Recent years have also seen a growing awareness of the environmental challenges that can arise when nitrogen fertilisers are used to excess.

Ammonia significantly deteriorates air quality standards while nitrate leaching can significantly impact on water quality.

Interest in nitrogen fixing endophytes has been stimulated by their ability to fix atmospheric nitrogen in ways that make all the resulting nutrient available to the crop.

As a consequence, there is absolutely no escape of nitrogen to the atmosphere or into surrounding water courses.

The end result is a win: win scenario for production agriculture...in theory.

Biostimulant crop trials

Syngenta is confirming the successful conclusion of trials, held to evaluate the impact of its crop biostimulant: Vixeran®

The product can be used to boost crop yields, when accompanying a recommended nitrogen fertiliser application regime with cereals.

Alternatively, it will deliver savings of between 30 and 50kg of applied nitrogen per hectare when used to maintain an average yield targets in both feed wheat and barley crops.

Vixeran® is not being recommended for use on malting barley crops at the present time

Syngenta field technical manager, Andy Cunningham, spoke at a technical briefing earlier this week.

He confirmed that Vixeran® can boost feed wheat and barley yields by 0.3t/ha when used in tandem with a full fertiliser nitrogen regime.

He added: “It is applied as a foliar spray between growth stages 21 and 31.

“The application rate is 50g/ha.

“Vixeran® is fully compatible with many other tank mix constituents that are applied to crops at this stage in their development, including plant growth regulators.”

The active ingredient within the biostimulant is a bacterium called: Azobacter salinestris.

Once added to a crop, it multiplies across the leaves and the roots, supporting plants throughout the entire season.

According to Syngenta, Vixeran® can be successfully applied to beans: it acts to complement the nitrogen fixing capacity of the legume late in the growing season.

Nitrogen fixing nodules are normally formed within bean plants three to five weeks post emergence.

These start to fix nitrogen as soon as they are formed.
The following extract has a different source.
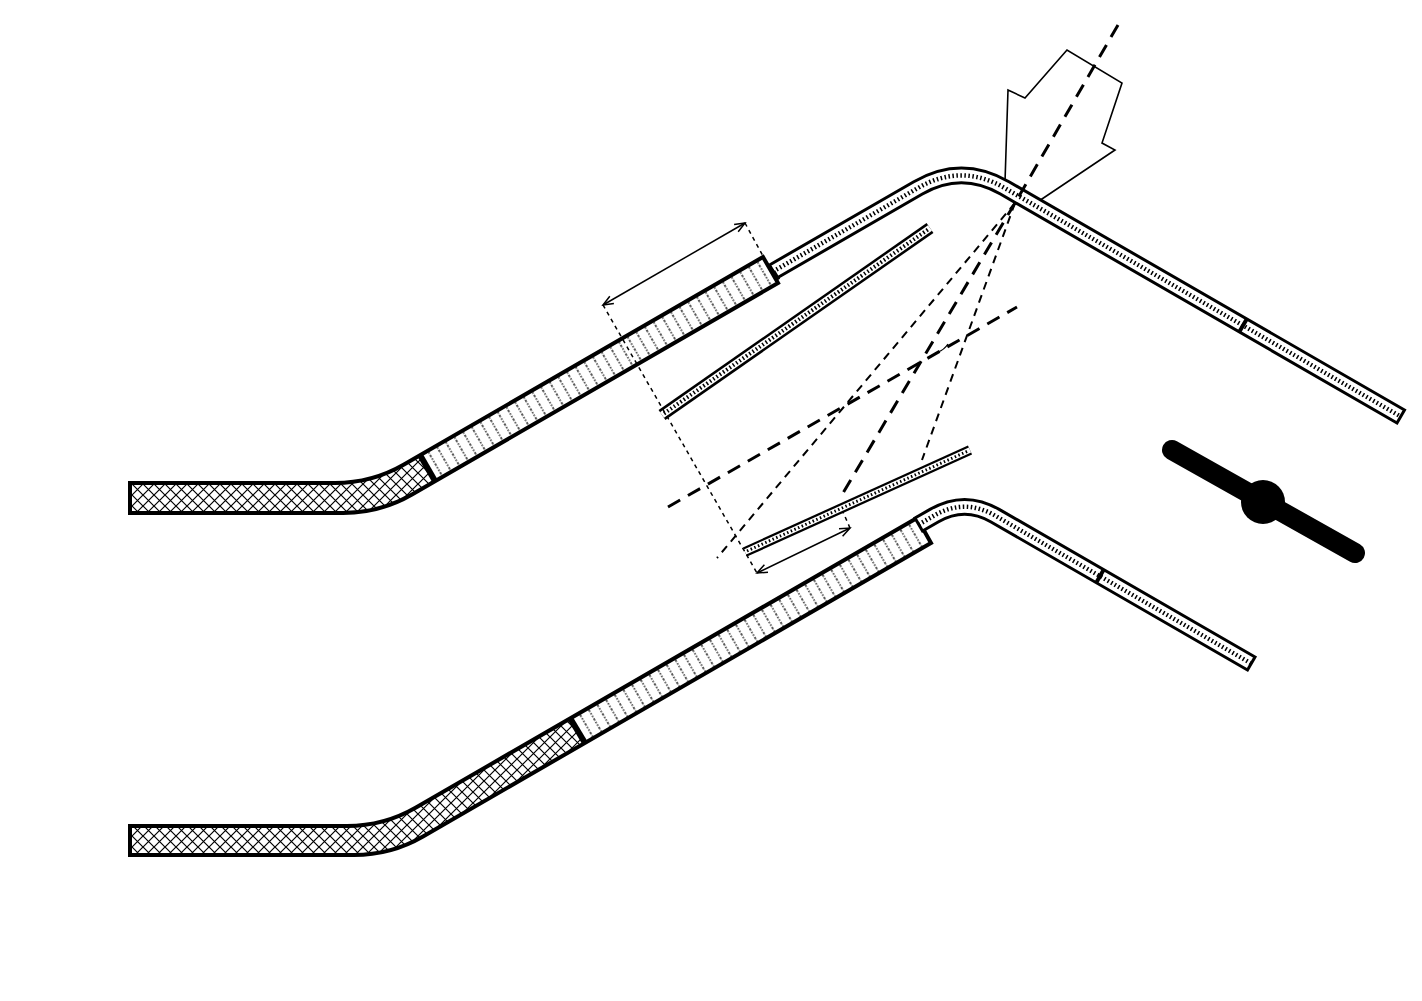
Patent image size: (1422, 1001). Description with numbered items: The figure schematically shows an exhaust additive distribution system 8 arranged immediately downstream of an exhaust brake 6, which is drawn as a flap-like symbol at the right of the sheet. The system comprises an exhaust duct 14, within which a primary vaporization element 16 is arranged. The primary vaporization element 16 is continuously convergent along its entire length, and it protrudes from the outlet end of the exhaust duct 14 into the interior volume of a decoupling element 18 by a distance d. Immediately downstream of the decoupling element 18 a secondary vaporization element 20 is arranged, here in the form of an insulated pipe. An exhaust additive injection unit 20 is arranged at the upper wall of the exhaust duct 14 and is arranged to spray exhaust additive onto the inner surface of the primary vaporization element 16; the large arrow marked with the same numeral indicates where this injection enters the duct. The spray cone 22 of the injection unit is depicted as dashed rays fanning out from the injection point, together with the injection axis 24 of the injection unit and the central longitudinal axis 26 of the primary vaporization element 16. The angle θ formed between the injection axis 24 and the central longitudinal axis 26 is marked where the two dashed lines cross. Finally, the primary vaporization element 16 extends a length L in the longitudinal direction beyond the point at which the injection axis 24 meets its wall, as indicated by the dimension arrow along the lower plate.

However, around the time of pod filling the nodules will gradually senesce and therefore stop fixing nitrogen.

Given that pulses are a great source protein, the demand for nitrogen is highest exactly when the nodules have senesced off. This means the plant preferentially robs the required nitrogen from leaves.

This saps the plant of its photosynthetic yield building potential.

However, by supplementing the nitrogen-need with Vixeran® it reduces the burden on the leaves.

This allows the plant to carry on photosynthesising and so increasing yield.

Trials, carried out in 2023, have confirmed that the application of Vixeran® can boost bean yield by up to 0.53t/ha.

Syngenta is also claiming that the biostimulant can boost grass silage yields significantly.

Trials points to a 10% increase in yield across first and second silages.

In addition, silages made from Vixeran®-treated grass can be safely fed to ruminant livestock.